Le genre en question
Sa lecture d’Adam et Ève est révélatrice. Peterson y voit le drame d’une liberté qui refuse la limite, cède à la rationalisation intérieure et découvre la honte. Le serpent devient la voix de l’autojustification ; la chute, l’expérience d’un sujet qui prétend définir seul le bien et le mal.
L’interprétation touche juste lorsqu’elle rappelle la profondeur morale du récit. Mais elle soulève aussi des questions lorsqu’elle aborde le rapport entre l’homme et la femme. Peterson tend à lire la différence sexuelle dans une grammaire de la complémentarité, de la tension entre ordre et désir, stabilité et vulnérabilité. Cette lecture peut éclairer certains aspects du texte biblique, mais elle rejoint aussi ses prises de position publiques contre les théories contemporaines du genre et certaines formes de féminisme. Le risque est alors de présenter comme structure anthropologique fondamentale ce qui relève aussi d’une vision conservatrice de la culture.
Le chapitre sur Abraham, notamment lorsqu’il touche à la sexualité, confirme cette tension.
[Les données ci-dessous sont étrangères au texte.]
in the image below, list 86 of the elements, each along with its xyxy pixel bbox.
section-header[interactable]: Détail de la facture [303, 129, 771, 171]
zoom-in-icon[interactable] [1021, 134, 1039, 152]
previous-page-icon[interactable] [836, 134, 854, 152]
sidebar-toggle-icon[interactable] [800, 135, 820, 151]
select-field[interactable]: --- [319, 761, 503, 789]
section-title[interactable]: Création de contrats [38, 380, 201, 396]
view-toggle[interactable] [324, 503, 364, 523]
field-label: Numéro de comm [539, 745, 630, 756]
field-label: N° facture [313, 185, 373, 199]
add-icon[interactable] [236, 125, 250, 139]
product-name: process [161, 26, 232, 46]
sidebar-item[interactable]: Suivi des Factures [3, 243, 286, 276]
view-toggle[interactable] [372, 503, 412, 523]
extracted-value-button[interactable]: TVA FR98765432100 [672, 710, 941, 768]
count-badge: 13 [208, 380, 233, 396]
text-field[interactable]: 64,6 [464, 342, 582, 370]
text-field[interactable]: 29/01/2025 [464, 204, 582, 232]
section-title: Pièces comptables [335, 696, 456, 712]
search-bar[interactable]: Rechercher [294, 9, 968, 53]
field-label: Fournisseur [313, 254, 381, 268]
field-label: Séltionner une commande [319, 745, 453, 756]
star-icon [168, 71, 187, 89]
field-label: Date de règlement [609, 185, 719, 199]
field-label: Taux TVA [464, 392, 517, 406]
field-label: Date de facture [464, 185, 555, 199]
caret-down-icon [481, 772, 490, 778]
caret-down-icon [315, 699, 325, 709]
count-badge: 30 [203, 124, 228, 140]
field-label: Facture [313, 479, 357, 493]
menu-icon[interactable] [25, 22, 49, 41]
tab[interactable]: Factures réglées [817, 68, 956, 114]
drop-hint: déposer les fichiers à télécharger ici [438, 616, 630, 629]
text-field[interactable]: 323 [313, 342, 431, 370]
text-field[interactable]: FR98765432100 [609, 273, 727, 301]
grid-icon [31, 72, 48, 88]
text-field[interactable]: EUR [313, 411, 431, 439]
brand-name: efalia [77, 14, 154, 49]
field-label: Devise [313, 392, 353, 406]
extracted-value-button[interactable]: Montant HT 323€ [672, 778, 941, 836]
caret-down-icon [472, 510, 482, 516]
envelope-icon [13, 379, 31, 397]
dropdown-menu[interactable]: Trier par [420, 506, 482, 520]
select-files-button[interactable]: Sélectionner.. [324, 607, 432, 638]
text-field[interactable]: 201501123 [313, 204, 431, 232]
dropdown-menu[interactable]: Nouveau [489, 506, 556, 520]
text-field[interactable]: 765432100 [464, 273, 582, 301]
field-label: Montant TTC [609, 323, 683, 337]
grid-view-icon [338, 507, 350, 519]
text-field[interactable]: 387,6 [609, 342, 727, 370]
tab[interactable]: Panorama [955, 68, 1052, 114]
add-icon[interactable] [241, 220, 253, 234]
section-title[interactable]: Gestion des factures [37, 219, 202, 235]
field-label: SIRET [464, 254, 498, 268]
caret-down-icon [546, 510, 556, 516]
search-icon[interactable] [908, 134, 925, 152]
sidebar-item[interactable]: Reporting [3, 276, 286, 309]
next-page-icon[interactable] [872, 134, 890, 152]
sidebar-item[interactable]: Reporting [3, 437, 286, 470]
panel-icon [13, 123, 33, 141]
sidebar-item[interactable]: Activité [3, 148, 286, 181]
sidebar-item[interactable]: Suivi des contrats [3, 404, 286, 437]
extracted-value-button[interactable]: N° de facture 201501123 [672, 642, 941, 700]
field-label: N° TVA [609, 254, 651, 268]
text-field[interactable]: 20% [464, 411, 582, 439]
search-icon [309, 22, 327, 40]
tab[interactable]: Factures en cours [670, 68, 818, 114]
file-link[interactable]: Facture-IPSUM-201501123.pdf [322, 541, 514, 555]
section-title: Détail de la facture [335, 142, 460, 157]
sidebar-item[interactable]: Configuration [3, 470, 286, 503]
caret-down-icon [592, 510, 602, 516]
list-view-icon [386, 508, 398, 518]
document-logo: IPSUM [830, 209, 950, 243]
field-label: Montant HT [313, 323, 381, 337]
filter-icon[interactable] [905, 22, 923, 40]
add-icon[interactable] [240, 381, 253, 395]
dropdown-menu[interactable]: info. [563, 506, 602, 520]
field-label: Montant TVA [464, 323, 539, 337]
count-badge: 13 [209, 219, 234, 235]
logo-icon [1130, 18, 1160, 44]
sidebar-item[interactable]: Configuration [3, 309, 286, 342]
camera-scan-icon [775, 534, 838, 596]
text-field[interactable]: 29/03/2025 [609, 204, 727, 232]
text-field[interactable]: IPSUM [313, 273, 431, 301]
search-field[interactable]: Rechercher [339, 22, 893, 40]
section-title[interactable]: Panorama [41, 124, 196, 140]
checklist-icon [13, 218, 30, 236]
Peterson a raison de rappeler que la sexualité engage le corps, la parole donnée, la filiation, la confiance et la durée. Mais son propos s’inscrit souvent dans une critique plus large de la modernité sexuelle, perçue comme désordre, irresponsabilité ou perte de forme. La Bible sert alors moins à ouvrir une pluralité d’interprétations qu’à confirmer une thèse déjà présente : la culture contemporaine aurait oublié les conditions morales de sa propre stabilité.
Le travail comme sacrifice
Le chapitre consacré à Caïn et Abel est sans doute l’un des plus puissants. Peterson y interprète le sacrifice comme renoncement à l’immédiat en vue d’un bien futur. Sacrifier, c’est accepter le temps, différer la gratification, consentir à une perte présente pour rendre l’avenir possible. Le meurtre d’Abel devient l’expression tragique d’un ressentiment incapable d’assumer l’échec et la limite.
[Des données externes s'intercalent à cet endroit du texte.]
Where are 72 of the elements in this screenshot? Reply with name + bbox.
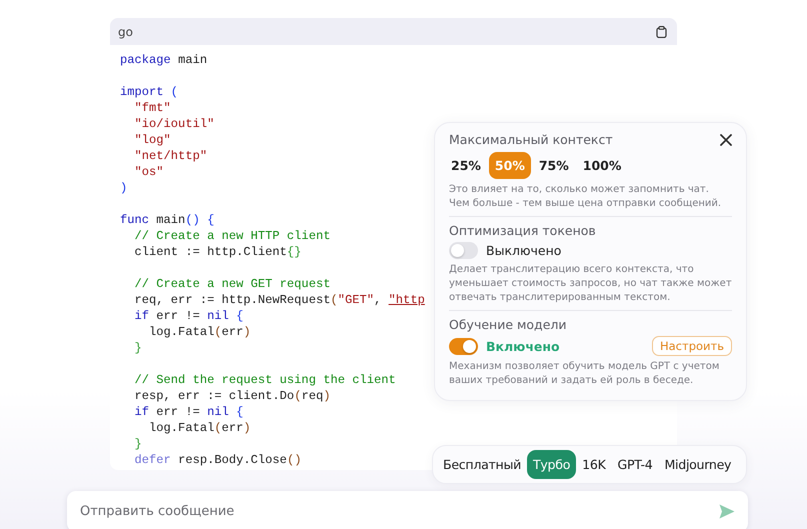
model-tab[interactable]: 16K — [576, 450, 612, 479]
close-icon[interactable] — [720, 134, 732, 146]
code-token: ) — [243, 325, 251, 339]
code-token: {} — [286, 245, 302, 259]
code-token: { — [235, 405, 244, 419]
code-token: resp.Body.Close — [177, 453, 287, 467]
copy-icon[interactable] — [656, 26, 667, 38]
code-token: if — [134, 405, 150, 419]
code-token: err — [222, 421, 244, 435]
code-comment: // Create a new GET request — [134, 277, 330, 291]
section-title: Оптимизация токенов — [449, 223, 596, 238]
code-comment: // Send the request using the client — [134, 373, 396, 387]
code-token: package — [120, 53, 171, 67]
code-token: "GET" — [338, 293, 374, 307]
code-token: log.Fatal — [148, 325, 214, 339]
percent-option[interactable]: 100% — [576, 152, 628, 179]
code-token: client := http.Client — [134, 245, 287, 259]
code-token: nil — [207, 309, 229, 323]
language-label: go — [118, 24, 133, 38]
model-tab[interactable]: Midjourney — [658, 450, 738, 479]
code-token: "fmt" — [134, 101, 171, 115]
code-token: ( — [294, 389, 302, 403]
code-token: req, err := http.NewRequest — [134, 293, 330, 307]
code-token: ) — [323, 389, 330, 403]
model-tab[interactable]: Бесплатный — [437, 450, 528, 479]
section-description: Механизм позволяет обучить модель GPT с учетом ваших требований и задать ей роль в беседе. — [449, 360, 720, 388]
code-token: ( — [330, 293, 338, 307]
code-token: defer — [134, 453, 171, 467]
code-token: ( — [214, 325, 222, 339]
code-token: ( — [214, 421, 222, 435]
code-token: req — [301, 389, 324, 403]
percent-option[interactable]: 25% — [445, 152, 487, 179]
model-tab[interactable]: GPT-4 — [612, 450, 658, 479]
toggle-status: Включено — [486, 338, 560, 354]
code-token: "io/ioutil" — [134, 117, 214, 131]
code-token: } — [134, 437, 142, 451]
code-token: log.Fatal — [148, 421, 214, 435]
section-title: Обучение модели — [449, 317, 567, 332]
code-token: "log" — [134, 133, 171, 147]
code-token: main — [177, 53, 208, 67]
code-token: , — [374, 293, 382, 307]
code-token: "http — [388, 293, 425, 307]
section-title: Максимальный контекст — [449, 132, 613, 147]
code-token: err — [222, 325, 244, 339]
message-field[interactable]: Отправить сообщение — [67, 491, 748, 529]
code-token: "os" — [134, 165, 164, 179]
code-token: ( — [170, 85, 178, 99]
code-token: "net/http" — [134, 149, 208, 163]
code-token: } — [134, 341, 142, 355]
code-token: ) — [120, 181, 128, 195]
code-token: if — [134, 309, 150, 323]
code-token: ) — [243, 421, 251, 435]
code-comment: // Create a new HTTP client — [134, 229, 330, 243]
code-token: func — [120, 213, 150, 227]
percent-option[interactable]: 75% — [532, 152, 575, 179]
send-icon[interactable] — [719, 504, 735, 519]
code-token: err != — [155, 309, 201, 323]
section-description: Делает транслитерацию всего контекста, что уменьшает стоимость запросов, но чат также может отвечать транслитерированным текстом. — [449, 263, 732, 305]
toggle-switch[interactable] — [449, 338, 478, 354]
code-token: main — [155, 213, 186, 227]
code-token: err != — [155, 405, 201, 419]
model-tab[interactable]: Турбо — [527, 450, 576, 479]
code-token: { — [206, 213, 214, 227]
code-token: resp, err := client.Do — [134, 389, 294, 403]
toggle-switch[interactable] — [449, 242, 478, 259]
code-token: () — [286, 453, 302, 467]
toggle-status: Выключено — [486, 243, 562, 258]
code-token: nil — [207, 405, 229, 419]
code-token: { — [235, 309, 244, 323]
section-description: Это влияет на то, сколько может запомнить чат. Чем больше - тем выше цена отправки сообщений. — [449, 183, 722, 211]
code-token: import — [120, 85, 164, 99]
code-token: () — [185, 213, 200, 227]
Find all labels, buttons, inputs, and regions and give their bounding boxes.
L’intuition est profonde. Mais elle n’est pas sans ambiguïté. La notion de sacrifice glisse parfois vers une éthique moderne de la réussite différée : travailler sur soi, se discipliner, devenir compétent, renoncer maintenant pour réussir demain. Il ne s’agit pas d’une thèse explicitement capitaliste chez Peterson, mais sa lecture peut donner l’impression que le sacrifice biblique se trouve rapproché d’une morale de l’efficacité, de l’investissement personnel et de la performance existentielle. Le sacrifice d’Abel devient alors presque le modèle d’une subjectivité productive, capable de transformer la perte en réussite.
Peterson inscrit la Bible dans ses propres batailles. La force du livre est là, et sa fragilité aussi.
Avec Babel, le déplacement idéologique devient encore plus visible. Peterson ne parle jamais seulement d’une tour antique. Il parle aussi, en filigrane, de l’université contemporaine, du constructivisme social, des politiques identitaires, du langage, du genre et de ce qu’il voit comme la crise spirituelle de l’Occident libéral. Son livre revient constamment à ses thèmes privilégiés : critique du relativisme, défense des structures morales, inquiétude devant les mutations contemporaines du genre et de la culture.
Il faut donc prendre Peterson au sérieux sans le recevoir naïvement. Son livre rappelle avec vigueur que l’être humain ne vit pas seulement de confort, de procédures ou d’efficacité. Il vit de récits, de symboles, d’exigences et d’horizons de sens. Mais Peterson ne se contente pas d’ouvrir la Bible au monde contemporain : il l’inscrit dans ses propres batailles. La force du livre est là, et sa fragilité aussi. Nous qui luttons avec Dieu est une lecture stimulante des récits bibliques, mais aussi une Bible lue depuis les tranchées des guerres culturelles. C’est ce qui la rend actuelle, puissante, et profondément discutable.